KEY COMPONENT #6: Regularly Scheduled Follow-Up
The final component of execution is scheduled follow-up. As a business coach, a common complaint that I receive from organizations is the lack of accountability.
In this contemporary climate of social niceness and people pleasing, it seems that leaders are reluctant to hold others accountable for results. In simple terms, holding a person accountable is confronting the lack of performance in a clear, direct, conversation with the purpose of getting refocused and back on track. This can be conducted in a kind but firm demeanor surrounded with mutual respect. There is no need to attack and tear down people when holding them accountable. To produce excellent results, each team member, beginning with the leader, must be committed and take full accountability for the desired outcome.
A way to bring about this level of accountability is through scheduled follow-up conversations. This could be anything from a regular weekly meeting or as simple as a daily morning huddle. What must occur at these meetings is a clear restatement of the goal and the actual result. Either the goal was achieved and completed, or not.

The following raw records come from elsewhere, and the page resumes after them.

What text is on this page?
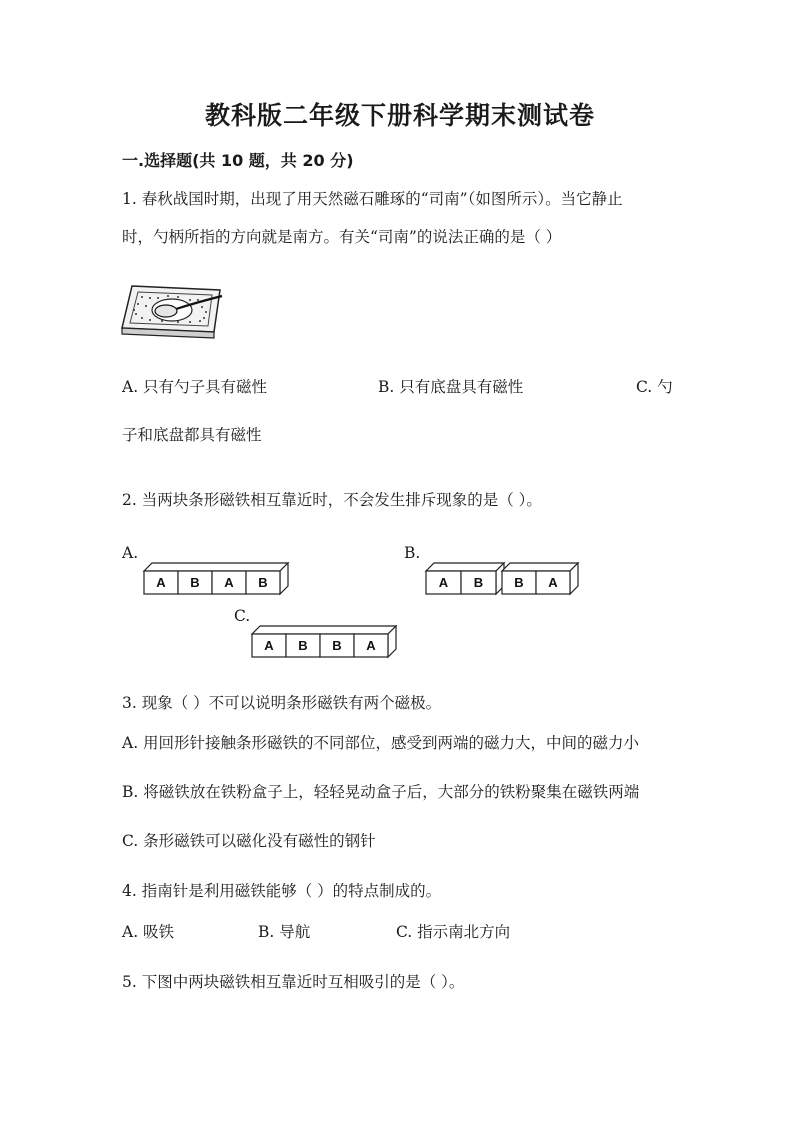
教科版二年级下册科学期末测试卷
一.选择题(共 10 题，共 20 分)
1. 春秋战国时期，出现了用天然磁石雕琢的“司南”（如图所示）。当它静止
时，勺柄所指的方向就是南方。有关“司南”的说法正确的是（ ）
A. 只有勺子具有磁性	B. 只有底盘具有磁性	C. 勺
子和底盘都具有磁性
2. 当两块条形磁铁相互靠近时，不会发生排斥现象的是（ ）。
A.	B.
C.
A B A B	A B B A
A B B A
3. 现象（ ）不可以说明条形磁铁有两个磁极。
A. 用回形针接触条形磁铁的不同部位，感受到两端的磁力大，中间的磁力小
B. 将磁铁放在铁粉盒子上，轻轻晃动盒子后，大部分的铁粉聚集在磁铁两端
C. 条形磁铁可以磁化没有磁性的钢针
4. 指南针是利用磁铁能够（ ）的特点制成的。
A. 吸铁	B. 导航	C. 指示南北方向
5. 下图中两块磁铁相互靠近时互相吸引的是（ ）。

This process is not designed to shame team members, but to create an open transparency to improve performance. Everyone has assigned responsibilities in the action plan with associated deadlines. Those responsibilities are either fully executed within the agreed timeframe or not. If they have been completed, celebration is in order. Positive feedback for specific tasks and projects completed is the best way to increase accountability, because what you feed grows. If a team member has not completed a task or project on time, the leader must have a conversation with that team member so that both can understand why failure has occurred and make the appropriate changes. The role of the leader is to work with the team member to attack the problem and failed outcome and establish a remedial action plan.
The consistent follow-up with team members is the key piece that will cause all the other components of execution to work and create results. If you will practice this high level of accountability, you will nurture a culture of high respect and full participation. People who get results feel good and are inspired to continue to work together.
CONCLUSION
There are six key components needed for team execution: #1 A Committed Leadership Team, #2 Defined Roles and Responsibilities, #3 Defined Outcome, #4 The Score Card, #5 The Action Plan and #6 Scheduled Follow-up. If you’re not getting results, assess each of these key components, and take the appropriate action.